BMW 2-series Active Tourer Test Drive Review
28 July 2014
BusinessCar reviews the BMW 2-series
Think of BMW and a front-wheel drive MPV isn't the first thing that comes to mind.
The 2-series Active Tourer is the German brand's first foray into offering a practical, tall, hatch and it hopes it will become a formidable conquest product. There will also be some cannibalisation from drivers that are currently in the 1-series and need more space, but as much as 70% will be new customers.
While many BMW models are strong fleet players, the brand is expecting the first year of 4000 sales to be split 50/50 between retail and corporate customers.
The 218d SE will take the majority of total sales with 35%, while the 218i will take close to 30% over time and could even rival the 218d in popularity due to the resurgence in small petrol engines for small cars.
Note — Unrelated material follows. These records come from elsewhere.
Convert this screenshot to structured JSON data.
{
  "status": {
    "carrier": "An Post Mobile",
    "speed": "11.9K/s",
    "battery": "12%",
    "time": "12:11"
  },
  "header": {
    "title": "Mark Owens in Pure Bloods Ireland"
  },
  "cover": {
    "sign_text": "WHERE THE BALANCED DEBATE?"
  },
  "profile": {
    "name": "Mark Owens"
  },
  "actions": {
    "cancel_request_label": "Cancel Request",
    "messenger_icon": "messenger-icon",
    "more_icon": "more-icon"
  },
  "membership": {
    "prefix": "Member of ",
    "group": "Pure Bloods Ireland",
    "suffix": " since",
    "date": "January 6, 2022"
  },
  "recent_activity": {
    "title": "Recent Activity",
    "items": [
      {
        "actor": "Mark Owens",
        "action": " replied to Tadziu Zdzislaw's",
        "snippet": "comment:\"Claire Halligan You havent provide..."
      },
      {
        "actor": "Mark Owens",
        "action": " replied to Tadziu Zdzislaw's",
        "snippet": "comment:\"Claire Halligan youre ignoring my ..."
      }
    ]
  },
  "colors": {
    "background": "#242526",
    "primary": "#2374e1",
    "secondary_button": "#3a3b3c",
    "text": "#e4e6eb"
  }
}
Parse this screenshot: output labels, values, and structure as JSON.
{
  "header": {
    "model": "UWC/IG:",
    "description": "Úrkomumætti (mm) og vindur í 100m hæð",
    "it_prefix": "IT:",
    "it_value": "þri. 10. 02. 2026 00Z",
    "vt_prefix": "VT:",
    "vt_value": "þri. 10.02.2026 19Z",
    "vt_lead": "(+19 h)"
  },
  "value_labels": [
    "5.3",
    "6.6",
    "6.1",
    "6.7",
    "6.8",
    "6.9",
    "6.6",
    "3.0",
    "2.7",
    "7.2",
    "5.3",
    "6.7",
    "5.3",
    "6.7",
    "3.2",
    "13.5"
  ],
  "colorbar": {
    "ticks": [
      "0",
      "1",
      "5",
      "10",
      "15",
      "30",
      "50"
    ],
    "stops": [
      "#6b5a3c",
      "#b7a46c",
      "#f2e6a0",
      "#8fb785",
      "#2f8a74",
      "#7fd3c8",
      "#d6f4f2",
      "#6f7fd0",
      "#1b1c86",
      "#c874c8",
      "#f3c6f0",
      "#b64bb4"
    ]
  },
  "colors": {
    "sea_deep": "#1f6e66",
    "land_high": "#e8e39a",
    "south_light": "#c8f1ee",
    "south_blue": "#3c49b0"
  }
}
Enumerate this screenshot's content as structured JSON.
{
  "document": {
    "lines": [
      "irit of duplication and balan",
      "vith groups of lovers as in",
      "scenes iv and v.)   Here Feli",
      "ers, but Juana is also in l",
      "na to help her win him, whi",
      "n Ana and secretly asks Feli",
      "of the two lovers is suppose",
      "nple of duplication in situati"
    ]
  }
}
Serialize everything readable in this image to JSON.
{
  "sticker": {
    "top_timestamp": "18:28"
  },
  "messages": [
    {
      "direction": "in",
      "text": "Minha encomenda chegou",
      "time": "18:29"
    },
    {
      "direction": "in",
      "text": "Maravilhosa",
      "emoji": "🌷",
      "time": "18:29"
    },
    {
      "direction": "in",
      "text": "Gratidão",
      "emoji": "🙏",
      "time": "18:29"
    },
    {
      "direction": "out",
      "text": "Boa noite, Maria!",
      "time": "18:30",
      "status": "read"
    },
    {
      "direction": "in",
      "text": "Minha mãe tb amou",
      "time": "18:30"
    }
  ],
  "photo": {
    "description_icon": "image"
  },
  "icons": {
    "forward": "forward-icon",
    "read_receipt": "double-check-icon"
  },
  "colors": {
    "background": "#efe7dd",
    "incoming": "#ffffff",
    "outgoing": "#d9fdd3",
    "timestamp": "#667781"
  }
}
BMW said there will be a 216d model launched before the end of 2014 too, along with higher-powered 220d and 220d xDrive versions. All transmissions feature auto stop-start.
The 2-series Active Tourer is only actually marginally longer than a 1-series, but drivers will find much more interior space, with the roof height helping to increase head and elbow room. There's ample space in the back too, with enough knee room when a six-footer is driving.
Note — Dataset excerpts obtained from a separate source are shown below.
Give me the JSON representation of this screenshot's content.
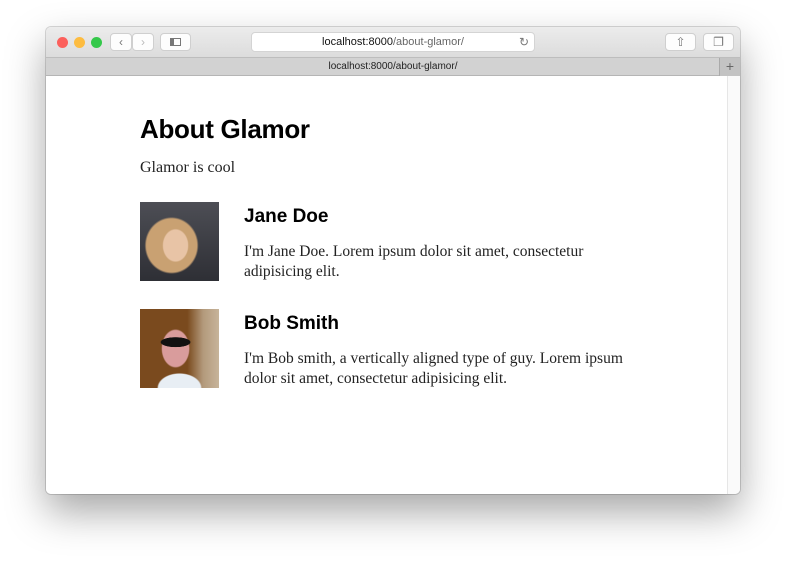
{
  "browser": {
    "url_host": "localhost:8000",
    "url_path": "/about-glamor/",
    "tab_title": "localhost:8000/about-glamor/",
    "colors": {
      "close": "#fc605c",
      "minimize": "#fdbc40",
      "zoom": "#34c84a"
    }
  },
  "page": {
    "title": "About Glamor",
    "intro": "Glamor is cool",
    "people": [
      {
        "name": "Jane Doe",
        "bio": "I'm Jane Doe. Lorem ipsum dolor sit amet, consectetur adipisicing elit."
      },
      {
        "name": "Bob Smith",
        "bio": "I'm Bob smith, a vertically aligned type of guy. Lorem ipsum dolor sit amet, consectetur adipisicing elit."
      }
    ]
  }
}
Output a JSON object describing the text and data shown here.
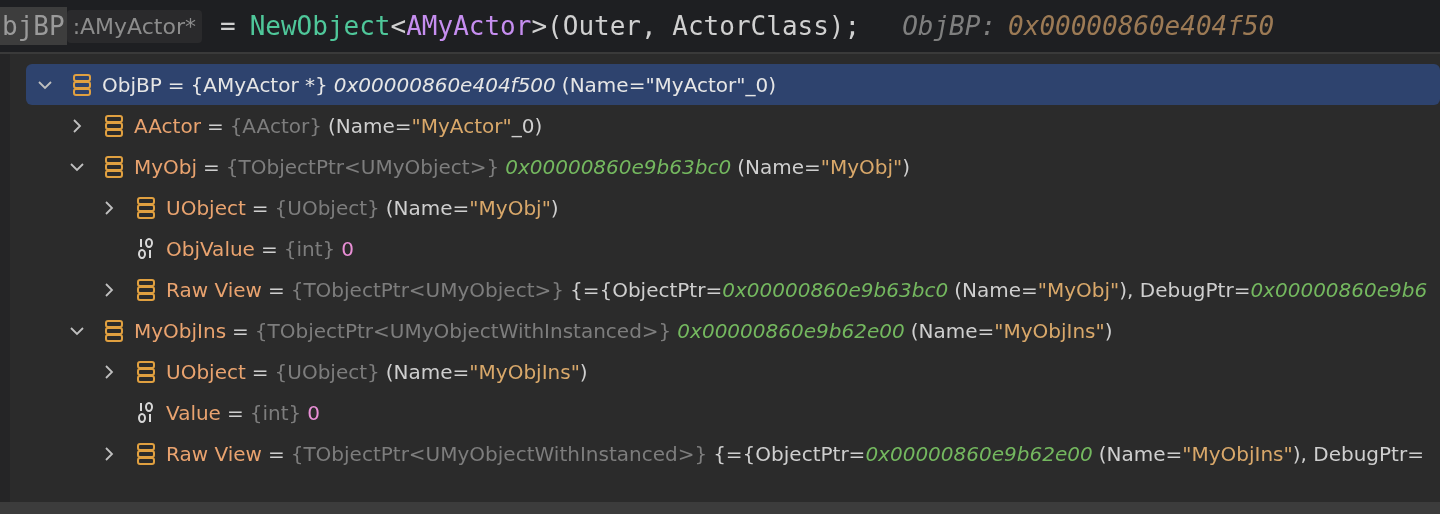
{
  "code_line": [
    {
      "kind": "ident",
      "text": "bjBP"
    },
    {
      "kind": "inlay",
      "text": ":AMyActor*"
    },
    {
      "kind": "plain",
      "text": "="
    },
    {
      "kind": "func",
      "text": "NewObject"
    },
    {
      "kind": "punct",
      "text": "<"
    },
    {
      "kind": "type",
      "text": "AMyActor"
    },
    {
      "kind": "punct",
      "text": ">(Outer, ActorClass);"
    },
    {
      "kind": "debug_label",
      "text": "ObjBP:"
    },
    {
      "kind": "debug_value",
      "text": "0x00000860e404f50"
    }
  ],
  "variables": [
    {
      "name": "ObjBP",
      "separator": "=",
      "type": "{AMyActor *}",
      "kind": "struct",
      "expanded": true,
      "selected": true,
      "value": [
        {
          "kind": "addr",
          "text": "0x00000860e404f500"
        },
        {
          "kind": "plain",
          "text": "(Name="
        },
        {
          "kind": "str",
          "text": "\"MyActor\""
        },
        {
          "kind": "plain",
          "text": "_0)"
        }
      ],
      "children": [
        {
          "name": "AActor",
          "separator": "=",
          "type": "{AActor}",
          "kind": "struct",
          "expanded": false,
          "selected": false,
          "value": [
            {
              "kind": "plain",
              "text": "(Name="
            },
            {
              "kind": "str",
              "text": "\"MyActor\""
            },
            {
              "kind": "plain",
              "text": "_0)"
            }
          ]
        },
        {
          "name": "MyObj",
          "separator": "=",
          "type": "{TObjectPtr<UMyObject>}",
          "kind": "struct",
          "expanded": true,
          "selected": false,
          "value": [
            {
              "kind": "addr",
              "text": "0x00000860e9b63bc0"
            },
            {
              "kind": "plain",
              "text": "(Name="
            },
            {
              "kind": "str",
              "text": "\"MyObj\""
            },
            {
              "kind": "plain",
              "text": ")"
            }
          ],
          "children": [
            {
              "name": "UObject",
              "separator": "=",
              "type": "{UObject}",
              "kind": "struct",
              "expanded": false,
              "selected": false,
              "value": [
                {
                  "kind": "plain",
                  "text": "(Name="
                },
                {
                  "kind": "str",
                  "text": "\"MyObj\""
                },
                {
                  "kind": "plain",
                  "text": ")"
                }
              ]
            },
            {
              "name": "ObjValue",
              "separator": "=",
              "type": "{int}",
              "kind": "int",
              "selected": false,
              "value": [
                {
                  "kind": "num",
                  "text": "0"
                }
              ]
            },
            {
              "name": "Raw View",
              "separator": "=",
              "type": "{TObjectPtr<UMyObject>}",
              "kind": "struct",
              "expanded": false,
              "selected": false,
              "value": [
                {
                  "kind": "plain",
                  "text": "{={ObjectPtr="
                },
                {
                  "kind": "addr",
                  "text": "0x00000860e9b63bc0"
                },
                {
                  "kind": "plain",
                  "text": "(Name="
                },
                {
                  "kind": "str",
                  "text": "\"MyObj\""
                },
                {
                  "kind": "plain",
                  "text": "), DebugPtr="
                },
                {
                  "kind": "addr",
                  "text": "0x00000860e9b6"
                }
              ]
            }
          ]
        },
        {
          "name": "MyObjIns",
          "separator": "=",
          "type": "{TObjectPtr<UMyObjectWithInstanced>}",
          "kind": "struct",
          "expanded": true,
          "selected": false,
          "value": [
            {
              "kind": "addr",
              "text": "0x00000860e9b62e00"
            },
            {
              "kind": "plain",
              "text": "(Name="
            },
            {
              "kind": "str",
              "text": "\"MyObjIns\""
            },
            {
              "kind": "plain",
              "text": ")"
            }
          ],
          "children": [
            {
              "name": "UObject",
              "separator": "=",
              "type": "{UObject}",
              "kind": "struct",
              "expanded": false,
              "selected": false,
              "value": [
                {
                  "kind": "plain",
                  "text": "(Name="
                },
                {
                  "kind": "str",
                  "text": "\"MyObjIns\""
                },
                {
                  "kind": "plain",
                  "text": ")"
                }
              ]
            },
            {
              "name": "Value",
              "separator": "=",
              "type": "{int}",
              "kind": "int",
              "selected": false,
              "value": [
                {
                  "kind": "num",
                  "text": "0"
                }
              ]
            },
            {
              "name": "Raw View",
              "separator": "=",
              "type": "{TObjectPtr<UMyObjectWithInstanced>}",
              "kind": "struct",
              "expanded": false,
              "selected": false,
              "value": [
                {
                  "kind": "plain",
                  "text": "{={ObjectPtr="
                },
                {
                  "kind": "addr",
                  "text": "0x00000860e9b62e00"
                },
                {
                  "kind": "plain",
                  "text": "(Name="
                },
                {
                  "kind": "str",
                  "text": "\"MyObjIns\""
                },
                {
                  "kind": "plain",
                  "text": "), DebugPtr="
                }
              ]
            }
          ]
        }
      ]
    }
  ]
}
The boot offers 468 litres of space and this increases to 1510 litres with the rear seats folded flat. The rear seats split 40:20:40 and use a simple button-release system. There is also a three-level foldable boot floor that conceals extra storage compartments.
All 2-series Active Tourers benefit from BMW's familiar Efficient Dynamics technology, which includes brake energy regeneration and a gear shift indicator, as well as various weight-saving and aerodynamic trickery.
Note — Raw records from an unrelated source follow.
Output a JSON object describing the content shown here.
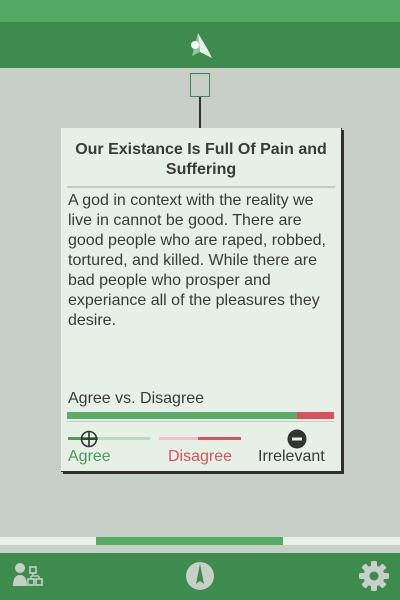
{
  "card": {
    "title": "Our Existance Is Full Of Pain and Suffering",
    "body": "A god in context with the reality we live in cannot be good. There are good people who are raped, robbed, tortured, and killed. While there are bad people who prosper and experiance all of the pleasures they desire."
  },
  "vote_summary": {
    "label": "Agree vs. Disagree",
    "agree_fraction": 0.86
  },
  "vote_buttons": {
    "agree": "Agree",
    "disagree": "Disagree",
    "irrelevant": "Irrelevant"
  },
  "colors": {
    "header": "#3d8b4d",
    "status_bar": "#56a865",
    "agree": "#5aac66",
    "disagree": "#d9515a",
    "background": "#c8cfc8",
    "card": "#e6f0e6"
  },
  "icons": {
    "header": "app-logo-icon",
    "footer_left": "users-network-icon",
    "footer_center": "compass-icon",
    "footer_right": "gear-icon"
  }
}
This has all helped to get emissions down to a low of 109g/km of CO2 on the 218d SE and down to 114g/km on the M-sport BusinessCar tested. The Active Tourer 218d SE has an official fuel economy of 65.7mpg.
While the Active Tourer 218d M-sport has the highest P11D value against its rivals, 20% taxpayers will pay the lowest benefit-in-kind rate at 18% with a monthly payment of £81 when compared against the equivalent B-class or Ford C-max at £85 each. The Volkswagen Golf SV is £1 per month extra, but has less boot space and it's not quite as efficient as the BMW.
BMW's decision to introduce front-wheel drive variants has not been popular with purists, but the 2-series Active Tourer is surprisingly sharp and the steering offers sufficient feedback. It's not sporty, but the car feels well balanced and the power delivery from the 218d is quiet and smooth.